You’re absolutely correct, the sol to most nonlinear systems will not be rational. In fact the sol to most diffeqs & integrals have no known closed forms. This is why I had to learn numerical methods in grad school.

My point is:

1. Numbers in Julia have a heierarchy of types: Real, Integer, Rational…
2. Suppose I want the “highest” number type possible in a solution, it would be nice if Julia can give me a solution (1.23333456, 1//2, 4) (Real, Rational, Integer) if possible.

This would be awesome, but I’m not having luck differentiating this function of a tuple…

Don’t know about Zygote, but ForwardDiff works fine:

julia> f1( (a, b, c, d) ) = a - b * c * d
f1 (generic function with 1 method)

julia> using ForwardDiff
ForwardDiff.
julia> ForwardDiff.gradient(f1, [1, 2, 3, 4])
4-element Array{Int64,1}:
   1
 -12
  -8
  -6

Julia can’t give you 1//2 and 4 automatically, since it has no way of knowing if the floating-point result of Newton-Raphson is “really” equal to those non-floating-point numbers or not.

In principle you could do Newton-Raphson with Rational{BigInt} all the way through (probably for fewer iterations). This will give you the exact result after N iterations, which will be a horrible enormous fraction which never becomes equal to 1//2, which it will converge to only in the limit of an infinite number of iterations.

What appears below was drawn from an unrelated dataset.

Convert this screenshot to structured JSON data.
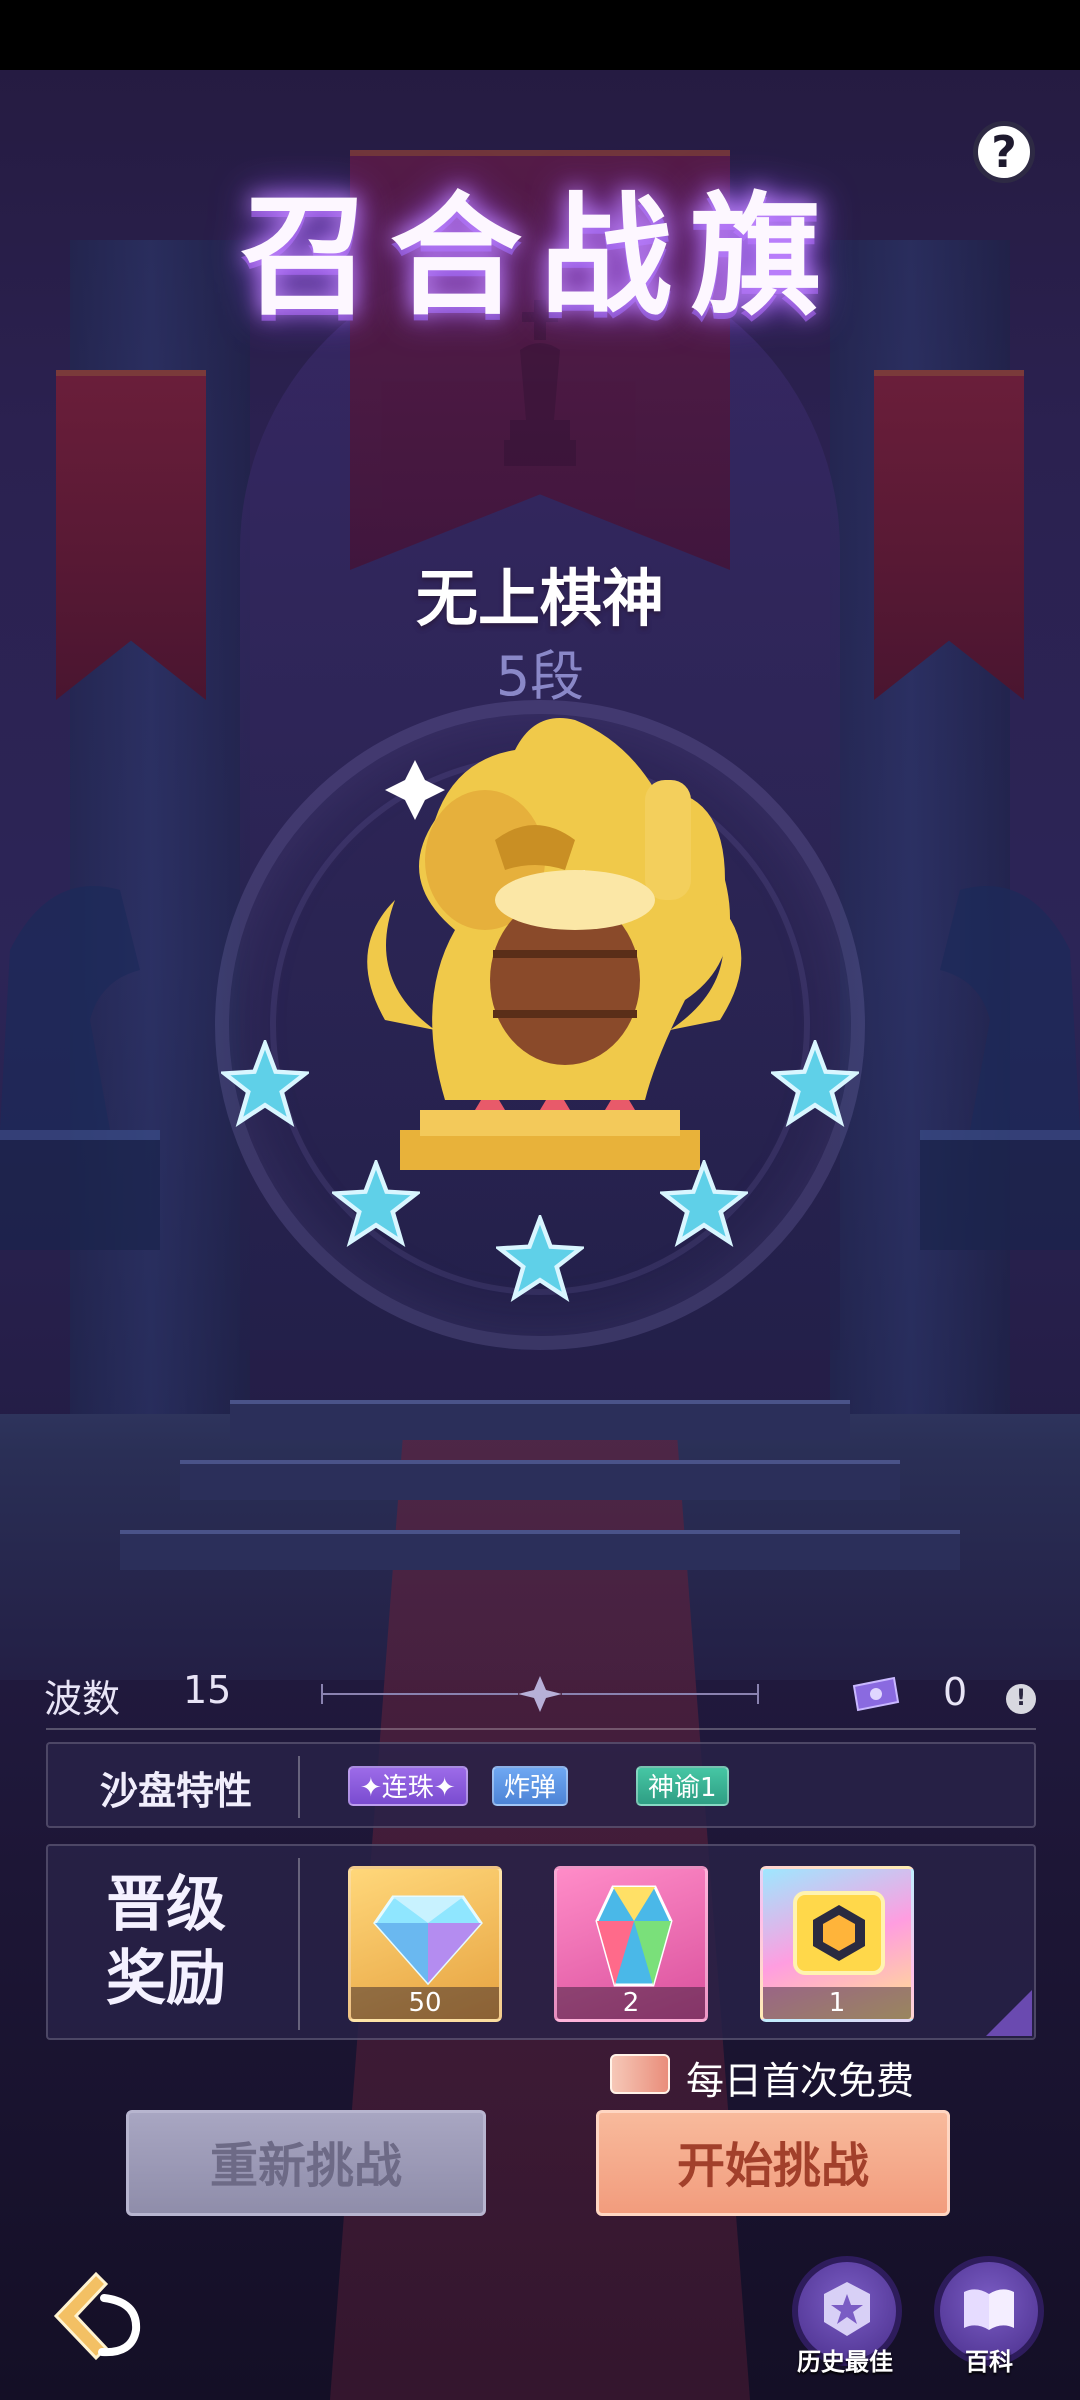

In a more complicated problem Julia will return (for example) 0.4999999999999 instead of 0.5, and neither Julia nor you will have any idea whether it should “really” be 1//2 or not.

@dpsanders thanks for the help.

1. I will try to rewrite w/ ForwardDiff
2. I’m not gonna worry about returning a desired type (int, rational) for now…
3. I’m still keen on making it easier to iterate functions in Julia.
   I suggested the Dynamical Systems notation f^n(x_0) := nest(f,x_0,n), bc it’s closest to the math & used A LOT in numerical math.
   At the very least Julia could use: nest(f,x0,n), nestlist(f,x0,n) and other routine function iteration methods.

I don’t recall hearing this called “nest” before; maybe that’s unique to Mathematica? It doesn’t bring to my mind iterated functions. I would just call it e.g. iterated or orbit or trajectory. Surely DynamicalSystems.jl has something like this implemented already.

Use ModelingToolkit’s NonlinearSystem? https://mtk.sciml.ai/dev/tutorials/nonlinear/

No, that’s generally not a great way to do it anyways.